“I had arranged electrodes on the optic nerve of a toad in connexion with some experiments on the retina. The room was nearly dark and I was puzzled to hear repeated noises in the loudspeaker attached to the amplifier, noises indicating that a great deal of impulse activity was going on. It was not until I compared the noises with my own movements around the room that I realized I was in the field of vision of the toad's eye and that it was signalling what I was doing. . .”

Adrian's experience1 is familiar to systems neurophysiologists, and it still provides both novice and old hand with a thrill unmatched in experimental neuroscience. It also confronts them repeatedly with the central question: what are these neurons actually 'signaling'? Adrian's answer was simple, and his protocol was the key that opened most of the doors to our modern understanding of brain function2. It is all the more astonishing that his conclusion, in 1928 (Fig. 1), that the intensity of sensation is proportional to the frequency of sensory nerve impulses remains the most compelling and most universally applied principle in neuroscience.

Figure 1: Relationship between stimulus, sensory message and sensation.
figure 1

From ref. 1.

Adrian's student, Horace Barlow, was the first to construct a coherent framework to link neural activity directly with perception. The central proposition of Barlow's 'neuron doctrine'3 is that single neurons code for perceptually significant events. In Barlow's theory, a hierarchical feedforward sequence of processing creates progressively more complex and invariant features, which are economically represented by single cells. His neuron doctrine strongly supported explorations of the feature selectivity of single neurons, which in his view would reveal directly the computations being carried out between sensory periphery and motor act2.

Barlow's notion that the stimuli used should have some specific behavioral consequence was not lost on Lettvin and Maturana, who deployed in their experiments, “a delightful exhibit. . . a large color photograph of the natural habitat of the frog from a frog's eye view, flowers and grass.” (see ref. 4) Their close encounter with two remarkable pioneers of computational neuroscience, Pitts and McCulloch (see ref. 5, this issue), inspired them to search for the neural basis of the perception of universals, such as 'prey' and 'enemy'. To describe the encoding properties of such cells, Lettvin coined the catchy term 'grandmother cell', as a suitably secular successor to Sherrington's 'pontifical cell'6 and Barlow's 'cardinal cell'3. Lettvin and colleagues' revelation7 of what the frog's eye told the frog's brain led to a fundamental division in the development of brain theories. One stream viewed the brain as a signal processor3 and gave dominant roles to information theory and linear systems analysis; the other viewed the brain as a symbolic processor and used concepts drawn from computer science. This latter view is best exemplified by Marr and colleagues8, who in the 1970s, promoted an influential approach to computational theories of vision that was in direct opposition to the insights derived from experimental work.

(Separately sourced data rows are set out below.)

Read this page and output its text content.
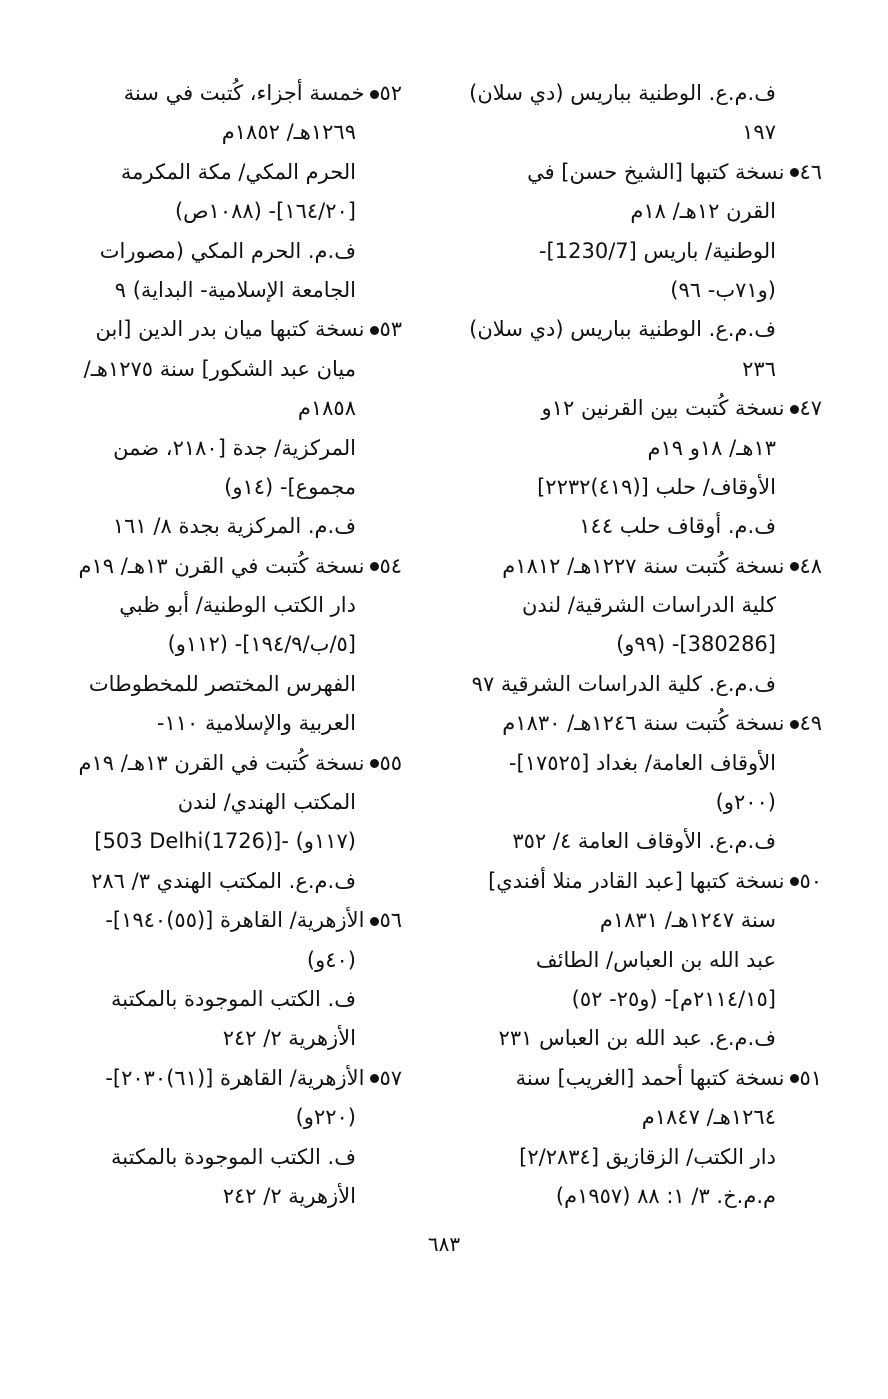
ف.م.ع. الوطنية بباريس (دي سلان)
١٩٧
٤٦نسخة كتبها [الشيخ حسن] في
القرن ١٢هـ/ ١٨م
الوطنية/ باريس [1230/7]-
(و٧١ب- ٩٦)
ف.م.ع. الوطنية بباريس (دي سلان)
٢٣٦
٤٧نسخة كُتبت بين القرنين ١٢و
١٣هـ/ ١٨و ١٩م
الأوقاف/ حلب [(٤١٩)٢٢٣٢]
ف.م. أوقاف حلب ١٤٤
٤٨نسخة كُتبت سنة ١٢٢٧هـ/ ١٨١٢م
كلية الدراسات الشرقية/ لندن
[380286]- (٩٩و)
ف.م.ع. كلية الدراسات الشرقية ٩٧
٤٩نسخة كُتبت سنة ١٢٤٦هـ/ ١٨٣٠م
الأوقاف العامة/ بغداد [١٧٥٢٥]-
(٢٠٠و)
ف.م.ع. الأوقاف العامة ٤/ ٣٥٢
٥٠نسخة كتبها [عبد القادر منلا أفندي]
سنة ١٢٤٧هـ/ ١٨٣١م
عبد الله بن العباس/ الطائف
[٢١١٤/١٥م]- (و٢٥- ٥٢)
ف.م.ع. عبد الله بن العباس ٢٣١
٥١نسخة كتبها أحمد [الغريب] سنة
١٢٦٤هـ/ ١٨٤٧م
دار الكتب/ الزقازيق [٢/٢٨٣٤]
م.م.خ. ٣/ ١: ٨٨ (١٩٥٧م)
٥٢خمسة أجزاء، كُتبت في سنة
١٢٦٩هـ/ ١٨٥٢م
الحرم المكي/ مكة المكرمة
[١٦٤/٢٠]- (١٠٨٨ص)
ف.م. الحرم المكي (مصورات
الجامعة الإسلامية- البداية) ٩
٥٣نسخة كتبها ميان بدر الدين [ابن
ميان عبد الشكور] سنة ١٢٧٥هـ/
١٨٥٨م
المركزية/ جدة [٢١٨٠، ضمن
مجموع]- (١٤و)
ف.م. المركزية بجدة ٨/ ١٦١
٥٤نسخة كُتبت في القرن ١٣هـ/ ١٩م
دار الكتب الوطنية/ أبو ظبي
[٥/ب/١٩٤/٩]- (١١٢و)
الفهرس المختصر للمخطوطات
العربية والإسلامية ١١٠-
٥٥نسخة كُتبت في القرن ١٣هـ/ ١٩م
المكتب الهندي/ لندن
[503 Delhi(1726)]- (١١٧و)
ف.م.ع. المكتب الهندي ٣/ ٢٨٦
٥٦الأزهرية/ القاهرة [(٥٥)١٩٤٠]-
(٤٠و)
ف. الكتب الموجودة بالمكتبة
الأزهرية ٢/ ٢٤٢
٥٧الأزهرية/ القاهرة [(٦١)٢٠٣٠]-
(٢٢٠و)
ف. الكتب الموجودة بالمكتبة
الأزهرية ٢/ ٢٤٢
٦٨٣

Marr was scathing of attempts to boot-strap to high-level theory from experimental observations. In the throes of developing a theory of retinal computation of lightness, he wrote to Sydney Brenner, “One of our wholly new findings is that the so called centre-surround organization of the retinal ganglion cells is all a hoax! It is nothing but a by-product of showing silly little spot stimuli to a clever piece of machinery designed for looking at complete views.”9 Barlow's neuron doctrine3 also received short shrift: “the time has now come to abandon those older ways of thinking.”8 Yet despite Marr's criticisms and his philosophical position that computational theory was independent of its implementation, his theoretical work was stimulated and constrained by biological considerations. Indeed, he was dismissive of neural network theories precisely because they ignored biology. “Hoping that random neural net studies will elucidate the operations of the brain is therefore like waiting for a monkey to type Hamlet. . . .a neural network theory, unless it is closely tied to the known anatomy and physiology of some part of the brain and makes some unexpected predictions, is of no value.”10 (Similar views are now editorial policy of popular science journals.)

Time has not been kind to Marr's approach to neural computation. Today, neural nets are in the ascendant, 'kinder, gentler' versions of the grandmother cell are being developed by Marr's erstwhile colleagues11,12, and insights derived from experimental work have reasserted themselves2. Transported to the present, theorists of the 1950s would experience a strong sense of déjà vu as they find reincarnations of their ideas inspiring computer simulations that they could only have dreamed of doing. In the experimental arena, Adrian's simple rate code still rules despite precisely timed attacks, the use of natural images is back in fashion, and receptive fields are again the basis for the exploration of neural circuits and computations. Will the present influx to computational neuroscience of physicists, mathematicians and engineers, with their fast ideas and fast computers, transform our theories of brain? We live in hope, but they will have to make more than a quantum leap to escape the long shadows of their 20th century predecessors.